ESMO 2025 was the year of the presentation of the primary analysis and biomarker analysis from SunRISe-4. SunRISe-4 was a randomised phase II study including patients with T2-T4, N0, M0 muscle-invasive bladder cancer who are ineligible for or refuse to receive the standard radical cystectomy. The initial findings, the interim results, have been already presented at last year’s meeting and published in Lancet Oncology recently. So we presented at this year’s meeting the primary analysis, the final results, for the clinical standpoint and also the first circulating biomarker data.
Regarding the clinical data, the primary endpoint of the study was pathological complete response after either four cycles of gemcitabine intravesical system and cetrelimab every three weeks or cetrelimab monotherapy. This was the randomisation of the study. A pathCR rate was achieved in 38% of the patients with the combination therapy, with a pathological downstaging higher than 50%, basically confirming the initial findings from the interim analysis. With cetrelimab monotherapy 28% and 44% were the two proportions for pathCR [??] downstaging to non-muscle invasive disease.
We initially presented the preliminary and first relapse-free survival data, showing that at one year the relapse free survival proportion, the relapse free survival rate, was 77% with TAR200 and cetrilumab versus 66% with cetrilumab monotherapy. So there was a 10% increase in survival with the addition of intravesical therapy.
Importantly, we have the first biomarker data, as I have said, focussing on two particular biomarkers, so utDNA, urinary tumour DNA, and circulating tumour DNA, ctDNA. They were both assessed at baseline and at week 12 post-treatment, post-systemic therapy, just before radical cystectomy. Let’s start from utDNA: utDNA, first of all, was seen to be positive in a proportion as high as 80% of the patients, regardless of the completeness of prior TURBT. This is an important point. utDNA at week 12, post neoadjuvant therapy, was a strong predictor of pathological complete response. Also in the 30-patient population for which we had the comparison of pre and post matched samples, we could assess the clearance of the utDNA. In this case we also saw that the clearance of the utDNA was clearly associated with pathological complete response.
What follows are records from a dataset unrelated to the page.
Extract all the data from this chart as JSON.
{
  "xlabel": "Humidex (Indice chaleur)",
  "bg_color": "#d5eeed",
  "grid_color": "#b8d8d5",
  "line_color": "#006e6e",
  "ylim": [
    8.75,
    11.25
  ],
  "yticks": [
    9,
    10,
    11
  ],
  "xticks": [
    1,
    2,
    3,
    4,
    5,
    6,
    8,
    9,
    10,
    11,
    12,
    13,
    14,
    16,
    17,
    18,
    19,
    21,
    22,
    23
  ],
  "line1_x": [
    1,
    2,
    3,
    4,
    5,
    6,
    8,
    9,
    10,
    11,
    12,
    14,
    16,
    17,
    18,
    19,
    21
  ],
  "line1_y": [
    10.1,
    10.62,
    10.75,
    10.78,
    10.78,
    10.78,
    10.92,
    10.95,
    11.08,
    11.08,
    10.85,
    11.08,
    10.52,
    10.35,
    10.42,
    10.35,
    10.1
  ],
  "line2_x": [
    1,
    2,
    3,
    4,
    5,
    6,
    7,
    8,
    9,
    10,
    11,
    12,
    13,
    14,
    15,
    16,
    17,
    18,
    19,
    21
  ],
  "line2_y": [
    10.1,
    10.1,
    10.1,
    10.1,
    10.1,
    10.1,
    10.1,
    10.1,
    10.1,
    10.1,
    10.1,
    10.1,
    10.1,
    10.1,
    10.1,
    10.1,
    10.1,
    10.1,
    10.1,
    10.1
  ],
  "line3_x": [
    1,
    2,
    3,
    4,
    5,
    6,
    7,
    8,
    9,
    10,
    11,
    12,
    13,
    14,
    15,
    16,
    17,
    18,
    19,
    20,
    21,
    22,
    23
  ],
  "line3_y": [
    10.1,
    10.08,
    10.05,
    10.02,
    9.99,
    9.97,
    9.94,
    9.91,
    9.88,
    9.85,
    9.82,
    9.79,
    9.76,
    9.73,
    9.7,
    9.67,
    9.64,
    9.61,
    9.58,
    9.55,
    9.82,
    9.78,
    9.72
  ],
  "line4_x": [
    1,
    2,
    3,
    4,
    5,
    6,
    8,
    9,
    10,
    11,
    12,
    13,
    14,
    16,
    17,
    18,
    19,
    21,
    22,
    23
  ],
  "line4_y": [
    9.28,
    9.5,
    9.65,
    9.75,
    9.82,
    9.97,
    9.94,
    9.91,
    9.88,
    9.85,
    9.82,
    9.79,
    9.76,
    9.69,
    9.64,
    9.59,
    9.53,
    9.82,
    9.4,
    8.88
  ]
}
With regards to ctDNA, both baseline test and post-treatment test, they were significantly associated with relapse-free survival. Interestingly, and for the first time to my knowledge, we did not report a significant association between ctDNA and pathological response. So with the interim endpoint of pathological response to the bladder, ctDNA did not perform the same as the utDNA test.
In conclusion, globally we have a strong, or very promising, combined intravesical and systemic therapy combination possibility for these patients that spares most of the toxicity of old combinations of systemic therapies. We can use utDNA and ctDNA both in the same patients to either predict the fate of the tumour in the bladder and maybe the destiny of the bladder, in the bladder-saving approaches, in the future bladder-sparing approaches, and ctDNA when it comes to the prediction of the outcome of the patients. So they are pretty well interchangeable and could be used potentially as a combined assessment to predict the future of the bladder or to shape newer strategies for bladder preservation in patients who are deep responders to a kind of neoadjuvant therapy.